Aller au contenu

Chincholle - Dans l’Ombre/Daniel Lambert (Chincholle)

La bibliothèque libre.
Librairie Internationale (p. 261-276).


DANIEL LAMBERT


— Où est donc Mabel ? demanda le mari.

— Hélas ! répondit la femme, je n’osais pas t’en parler. En entendant un coup de sifflet perçant comme celui d’une locomotive, elle a brusquement interrompu sa besogne et s’est envolée du côté de la route de Philadelphie.

— Et tu n’as pas couru après elle, femme ?

— Puisque je te dis qu’elle s’est envolée. Courez donc après un oiseau qui vous glisse entre les doigts. J’ai eu beau la poursuivre en l’appelant, je n’ai pu ni l’atteindre ni me faire entendre d’elle.

— Et tu ne trouves pas cela singulier ? dit le père en fronçant le sourcil. La femme se mit à pleurer.

Dans ces cas-là, le cœur des mères répond toujours avant leur voix.

— Hélas ! dit-elle, je trouve cela non-seulement bien singulier, mais bien triste. Depuis quinze jours, notre pauvre enfant a l’air d’une folle ; elle mange à peine, elle ne travaille plus ; lorsqu’on lui donne quelque commission, elle est prompte à sortir et lente à rentrer. L’autre jour, elle avait de l’encre aux doigts et, comme je la questionnais, elle m’a répondu par des mensonges. Il s’agit de te montrer, vieux. Il faut que nous ayons le mot de ce changement-là.

Le père haussa les épaules,

— Le mot ? Je l’ai ; pense donc à l’âge de Mabel.

— Elle a quinze ans ; après ?

— Et bien, à quinze ans, n’étais-tu pas mariée ?

— Comment, ma fille serait amoureuse ?

— Pourquoi pas ? Tu l’as bien été, toi. Le coup de sifflet était un signal, voilà tout, Et le fils, où est-il, lui ?

— Il répare la charrue.

Et elle reprit, la pauvre femme :

— Mabel est amoureuse, sans qu’elle m’ait rien confié ! Ah, si tu dis vrai, c’est plus grave encore que je ne croyais.

Et la mère toujours pleurant hocha la tête et songea.

C’était grave en effet !

Quinze jours auparavant, la petite Mabel qui n’avait jamais été à la ville, et qui n’avait guère regardé d’autres hommes que son père et son frère, allait traverser la route de Philadelphie à Newark, quand un coup de sifflet aigu fit tressaillir l’enfant et la surprit tellement qu’elle n’osa plus avancer.

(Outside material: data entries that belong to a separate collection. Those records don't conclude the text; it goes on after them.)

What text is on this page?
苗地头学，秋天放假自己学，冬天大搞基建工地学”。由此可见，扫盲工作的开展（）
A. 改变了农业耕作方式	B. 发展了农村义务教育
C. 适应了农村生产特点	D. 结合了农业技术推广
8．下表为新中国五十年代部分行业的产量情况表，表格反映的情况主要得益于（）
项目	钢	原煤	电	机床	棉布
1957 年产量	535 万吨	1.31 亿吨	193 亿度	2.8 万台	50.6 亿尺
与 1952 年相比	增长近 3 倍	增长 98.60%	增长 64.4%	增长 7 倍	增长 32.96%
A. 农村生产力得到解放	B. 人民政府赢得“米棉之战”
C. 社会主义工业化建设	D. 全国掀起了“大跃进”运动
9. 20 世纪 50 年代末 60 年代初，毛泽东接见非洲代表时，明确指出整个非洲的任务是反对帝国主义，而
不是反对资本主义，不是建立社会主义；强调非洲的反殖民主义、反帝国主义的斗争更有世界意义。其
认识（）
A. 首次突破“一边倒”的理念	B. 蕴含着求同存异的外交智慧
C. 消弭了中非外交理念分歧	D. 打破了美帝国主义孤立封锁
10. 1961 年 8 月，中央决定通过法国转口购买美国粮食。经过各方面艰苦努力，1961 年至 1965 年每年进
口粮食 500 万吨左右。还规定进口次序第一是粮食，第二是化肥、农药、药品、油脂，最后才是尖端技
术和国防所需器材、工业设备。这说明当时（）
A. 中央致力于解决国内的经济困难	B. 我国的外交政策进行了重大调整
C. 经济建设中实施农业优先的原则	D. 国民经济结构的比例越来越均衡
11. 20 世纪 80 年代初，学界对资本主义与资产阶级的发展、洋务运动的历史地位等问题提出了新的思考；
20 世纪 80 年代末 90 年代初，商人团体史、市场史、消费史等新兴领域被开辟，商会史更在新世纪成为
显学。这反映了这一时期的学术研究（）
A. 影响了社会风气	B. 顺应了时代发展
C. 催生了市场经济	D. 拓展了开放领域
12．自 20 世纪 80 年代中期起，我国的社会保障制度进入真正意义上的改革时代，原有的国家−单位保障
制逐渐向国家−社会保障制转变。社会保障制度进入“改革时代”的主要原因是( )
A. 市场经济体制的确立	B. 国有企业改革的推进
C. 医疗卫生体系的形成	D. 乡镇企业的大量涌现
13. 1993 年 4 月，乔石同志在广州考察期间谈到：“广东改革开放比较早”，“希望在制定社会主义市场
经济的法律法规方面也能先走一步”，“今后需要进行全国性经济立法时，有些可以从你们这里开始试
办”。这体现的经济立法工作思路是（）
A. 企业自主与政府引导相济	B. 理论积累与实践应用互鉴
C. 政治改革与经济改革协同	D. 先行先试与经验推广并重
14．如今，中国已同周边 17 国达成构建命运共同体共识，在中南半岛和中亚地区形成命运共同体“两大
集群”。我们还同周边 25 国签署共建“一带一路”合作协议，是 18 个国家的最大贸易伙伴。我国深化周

En ce moment même, un jeune homme d’une taille extraordinaire, un vrai géant, qui semblait avoir fait entendre ce coup de sifflet, s’arrêtait devant Mabel, fixant sur elle de grands yeux, dont le blanc brillait comme de l’émail et le noir comme du jais.

Elle frémit et resta haletante sous les regards de ce géant qui souriait en fumant, et dont l’œil restait constamment ouvert comme celui des animaux fascinateurs.

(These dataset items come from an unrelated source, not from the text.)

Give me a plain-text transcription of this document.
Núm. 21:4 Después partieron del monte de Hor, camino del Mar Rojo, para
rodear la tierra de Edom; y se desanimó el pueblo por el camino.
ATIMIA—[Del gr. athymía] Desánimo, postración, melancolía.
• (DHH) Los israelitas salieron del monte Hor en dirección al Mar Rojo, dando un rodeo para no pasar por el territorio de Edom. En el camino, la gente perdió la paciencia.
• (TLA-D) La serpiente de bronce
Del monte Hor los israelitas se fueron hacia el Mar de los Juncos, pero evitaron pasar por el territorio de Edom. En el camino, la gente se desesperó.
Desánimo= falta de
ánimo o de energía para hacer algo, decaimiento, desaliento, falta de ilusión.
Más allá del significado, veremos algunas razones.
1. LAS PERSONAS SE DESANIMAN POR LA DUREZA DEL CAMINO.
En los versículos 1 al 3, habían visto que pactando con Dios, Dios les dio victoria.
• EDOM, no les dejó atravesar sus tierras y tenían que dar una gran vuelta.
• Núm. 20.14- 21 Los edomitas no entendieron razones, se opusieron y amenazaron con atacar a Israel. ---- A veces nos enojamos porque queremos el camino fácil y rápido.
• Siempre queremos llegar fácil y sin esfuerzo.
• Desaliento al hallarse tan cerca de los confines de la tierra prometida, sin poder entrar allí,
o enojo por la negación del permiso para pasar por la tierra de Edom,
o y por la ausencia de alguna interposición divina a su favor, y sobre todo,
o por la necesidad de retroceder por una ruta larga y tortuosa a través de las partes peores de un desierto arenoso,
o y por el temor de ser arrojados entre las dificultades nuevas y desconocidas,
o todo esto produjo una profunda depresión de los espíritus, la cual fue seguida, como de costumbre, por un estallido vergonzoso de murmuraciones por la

Cet homme était vêtu à la dernière mode, et Mabel ne pouvait s’expliquer en vertu de quelle obligation, de quel contrat ou de quelle gageure un géant aussi élégant traînait dans une petite voiture deux hommes de grandeur commune.

C’était une riche imagination que celle de Mabel ; la jeune fille croyait aux fées, aux enchanteurs, aux choses surnaturelles ; elle se dit :

— Le président de la république se sera emparé de quelqu’île de géants, et ce beau jeune homme est un prince étranger tombé en esclavage.

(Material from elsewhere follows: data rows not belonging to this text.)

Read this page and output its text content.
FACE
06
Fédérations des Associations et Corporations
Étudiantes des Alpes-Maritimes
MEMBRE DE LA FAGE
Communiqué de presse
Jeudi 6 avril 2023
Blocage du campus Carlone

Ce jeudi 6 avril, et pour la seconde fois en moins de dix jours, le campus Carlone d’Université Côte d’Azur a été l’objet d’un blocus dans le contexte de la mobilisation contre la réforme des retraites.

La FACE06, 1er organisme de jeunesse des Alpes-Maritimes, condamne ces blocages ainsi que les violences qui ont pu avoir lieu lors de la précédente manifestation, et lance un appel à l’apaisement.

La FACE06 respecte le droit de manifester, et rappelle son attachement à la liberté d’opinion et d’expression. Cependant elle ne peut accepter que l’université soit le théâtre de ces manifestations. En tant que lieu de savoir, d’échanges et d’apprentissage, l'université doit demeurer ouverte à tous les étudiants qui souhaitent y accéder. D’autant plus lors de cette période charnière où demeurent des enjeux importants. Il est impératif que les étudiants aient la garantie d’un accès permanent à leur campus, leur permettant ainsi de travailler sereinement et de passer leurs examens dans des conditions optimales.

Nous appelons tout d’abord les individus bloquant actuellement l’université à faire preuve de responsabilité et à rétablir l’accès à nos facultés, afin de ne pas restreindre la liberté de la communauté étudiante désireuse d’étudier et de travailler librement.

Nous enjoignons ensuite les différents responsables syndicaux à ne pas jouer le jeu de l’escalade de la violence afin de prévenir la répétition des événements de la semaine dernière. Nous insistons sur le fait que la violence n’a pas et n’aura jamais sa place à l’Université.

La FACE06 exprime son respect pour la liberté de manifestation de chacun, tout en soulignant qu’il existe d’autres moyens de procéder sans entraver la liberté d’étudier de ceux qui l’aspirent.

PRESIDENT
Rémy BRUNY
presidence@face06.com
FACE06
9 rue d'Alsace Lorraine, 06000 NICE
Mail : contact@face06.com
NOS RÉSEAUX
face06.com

Mais alors, comme elle s’approchait de lui pour le plaindre et pour l’interroger, le jeune homme tourna la tête, leva une jambe, fit un pas de trois mètres et s’échappa tellement vite en poussant de grands soupirs, que l’enfant épouvantée, se mit à courir dans le sens opposé, revint chez elle, s’assit dans un coin, n’osant dire un seul mot de sa rencontre.

Elle croyait avoir rêvé.

Mais, voulant s’assurer si c’était un rêve ou une réalité, le lendemain, à la même heure, elle se retrouva au même endroit. Déjà, comme si elle lui eût donné rendez-vous, le jeune homme l’attendait, avec ses beaux habits, son doux sourire, son cigare allumé et sa voiture derrière lui.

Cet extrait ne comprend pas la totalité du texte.